Admission laboratory data included a normal hemoglobin and hematocrit. The white blood count and differential were normal, although three lymphocytes were noted to be atypical. A urinalysis, BUN, PBS, two hour postprandial blood sugar, creatinine, uric acid, calcium and phosphorus were within normal limits. A throat culture grew Neisseria species, Alpha strep and Beta strep. On the basis of the atypical lymphocytes further laboratory evaluation was obtained. A Mono-screen was negative as was a heterophile titre. SCOT, SGPT, alkaline phosphatase, and serum bilirubin were normal. A febrile agglutination determination and an ASO titre were negative. '
The patient ran an afebrile hospital course and was asymptomatic until he complained of dizziness on returning from the laboratory on the third hospital day. By this time, it was the Fourth of July and the patient had been in the hospital forty-eight hours. lie could not be discharged from the hospital on a holiday because of his active d u t y status and, therefore, had to be worked up on a long form. The patient was worked up by the other medical intern who took a real interest in the case and re-ordered the initial laboratory data as well as a glucose tolerance test, a PBI, and 0800 and 2000 plasma steroids to attempt to explain the fainting episodes. These studies were all normal.
In the meantime, however, the patient had developed an infection of the surgical wound incurred as treatment for hangnail. As he was already on penicillin for the strep throat, a culture and sensitivities was obtained. The organism was a Pseudomonas species, sensitive to Chloromycetin. This drug was given over a ten day course and the patient was followed with daily white blood counts and platelet counts.
After two weeks of intensive therapy, the patient was ready to be discharged. However, a recheck of the hemoglobin was found to be low and the patient was transfer-red to the Medical service for workup of his anemia. A blood morphology, red blood cell indices, serum iron, total iron binding capacity and a bone marrow determination were consistent with iron deficiency anemia. A complete workup for gastrointestinal bleeding was scheduled. The upper GI series was negative. The barium enema was likewise negative. Unfortunately, however, while the patient was evacuating the barium, prior to the post-evacuation film, he was locked in the head.
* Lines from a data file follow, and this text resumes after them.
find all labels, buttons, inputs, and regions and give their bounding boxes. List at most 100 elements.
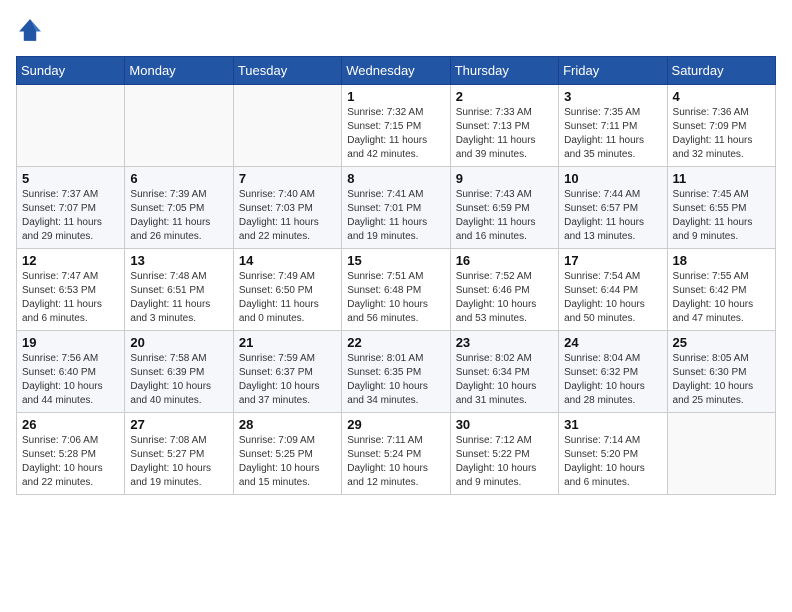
calendar-cell: 14Sunrise: 7:49 AM Sunset: 6:50 PM Dayli…: [233, 249, 341, 331]
day-number: 17: [564, 253, 661, 268]
page-header: [16, 16, 776, 44]
calendar-cell: 25Sunrise: 8:05 AM Sunset: 6:30 PM Dayli…: [667, 331, 775, 413]
day-info: Sunrise: 7:40 AM Sunset: 7:03 PM Dayligh…: [239, 188, 336, 244]
calendar-cell: 15 Sunrise: 7:51 AM Sunset: 6:48 PM Dayli…: [342, 249, 450, 331]
day-number: 4: [673, 89, 770, 104]
calendar: SundayMondayTuesdayWednesdayThursdayFrid…: [16, 56, 776, 495]
calendar-cell: 1 Sunrise: 7:32 AM Sunset: 7:15 PM Daylig…: [342, 85, 450, 167]
column-header-monday: Monday: [125, 57, 233, 85]
day-number: 11: [673, 171, 770, 186]
day-info: Sunrise: 7:45 AM Sunset: 6:55 PM Dayligh…: [673, 188, 770, 244]
day-info: Sunrise: 7:37 AM Sunset: 7:07 PM Dayligh…: [22, 188, 119, 244]
day-info: Sunrise: 7:33 AM Sunset: 7:13 PM Dayligh…: [456, 106, 553, 162]
calendar-cell: [667, 413, 775, 495]
calendar-cell: 12 Sunrise: 7:47 AM Sunset: 6:53 PM Dayli…: [17, 249, 125, 331]
calendar-cell: 24 Sunrise: 8:04 AM Sunset: 6:32 PM Dayli…: [559, 331, 667, 413]
day-info: Sunrise: 7:14 AM Sunset: 5:20 PM Dayligh…: [564, 434, 661, 490]
day-number: 21: [239, 335, 336, 350]
day-number: 23: [456, 335, 553, 350]
day-number: 16: [456, 253, 553, 268]
day-info: Sunrise: 7:12 AM Sunset: 5:22 PM Dayligh…: [456, 434, 553, 490]
calendar-cell: 23 Sunrise: 8:02 AM Sunset: 6:34 PM Dayli…: [450, 331, 558, 413]
day-info: Sunrise: 7:55 AM Sunset: 6:42 PM Dayligh…: [673, 270, 770, 326]
day-number: 12: [22, 253, 119, 268]
day-info: Sunrise: 7:58 AM Sunset: 6:39 PM Dayligh…: [130, 352, 227, 408]
day-info: Sunrise: 7:08 AM Sunset: 5:27 PM Dayligh…: [130, 434, 227, 490]
calendar-cell: 17 Sunrise: 7:54 AM Sunset: 6:44 PM Dayli…: [559, 249, 667, 331]
calendar-week-row: 19Sunrise: 7:56 AM Sunset: 6:40 PM Dayli…: [17, 331, 776, 413]
day-number: 24: [564, 335, 661, 350]
calendar-week-row: 1 Sunrise: 7:32 AM Sunset: 7:15 PM Daylig…: [17, 85, 776, 167]
day-number: 10: [564, 171, 661, 186]
day-info: Sunrise: 7:39 AM Sunset: 7:05 PM Dayligh…: [130, 188, 227, 244]
day-number: 9: [456, 171, 553, 186]
calendar-cell: 18Sunrise: 7:55 AM Sunset: 6:42 PM Dayli…: [667, 249, 775, 331]
day-info: Sunrise: 7:48 AM Sunset: 6:51 PM Dayligh…: [130, 270, 227, 326]
calendar-cell: 16 Sunrise: 7:52 AM Sunset: 6:46 PM Dayli…: [450, 249, 558, 331]
day-info: Sunrise: 8:02 AM Sunset: 6:34 PM Dayligh…: [456, 352, 553, 408]
column-header-sunday: Sunday: [17, 57, 125, 85]
day-info: Sunrise: 7:44 AM Sunset: 6:57 PM Dayligh…: [564, 188, 661, 244]
day-number: 30: [456, 417, 553, 432]
day-info: Sunrise: 7:41 AM Sunset: 7:01 PM Dayligh…: [347, 188, 444, 244]
day-info: Sunrise: 7:09 AM Sunset: 5:25 PM Dayligh…: [239, 434, 336, 490]
calendar-cell: [17, 85, 125, 167]
day-info: Sunrise: 7:52 AM Sunset: 6:46 PM Dayligh…: [456, 270, 553, 326]
day-number: 29: [347, 417, 444, 432]
day-number: 25: [673, 335, 770, 350]
calendar-cell: 7 Sunrise: 7:40 AM Sunset: 7:03 PM Daylig…: [233, 167, 341, 249]
day-info: Sunrise: 7:06 AM Sunset: 5:28 PM Dayligh…: [22, 434, 119, 490]
day-number: 31: [564, 417, 661, 432]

As it was sixteen hundred hours, Friday, he remained in this unfortunate circumstance until Monday morning when he was discovered by the radiologist. At that time he was incoherent, suspicious, and uncommunicative. He was transferred at that time to ward L.
The patient was seen by the psychiatrist on weekly rounds and was described as a psychotic schizophrenic having an inordinate amount of hostility, mostly directed toward the medical profession. At that time the patient was examined accidentally by the medical intern who came out to admit another patient and was misdirected. The only abnormality noted was a recurrence of the hangnail on the right first toe. At this time the patient was being held for boarding prior to undesirable discharge. It was decided that a surgical consultation should be obtained to deal with the recurrent hangnail. Before this could be done, however, the patient left the hospital against medical advice.
At this time, his whereabouts is not known and he is on no medical treatment. His diagnoses are relapsing hangnail, iron deficiency anemia of unknown etiology (untreated) and paranoid schizophrenia. on return to this facility the patient will, of course, be subjected to disciplinary action. He also will have a complete evaluation of his rather complex medical problems which are felt to perhaps represent a heretofore undescribed syndrome or at least a complex metabolic disorder. It is our feeling that he should be boarded out of the Navy without disability as this condition is undoubtedly one of congenital origin, and therefore existed prior to induction.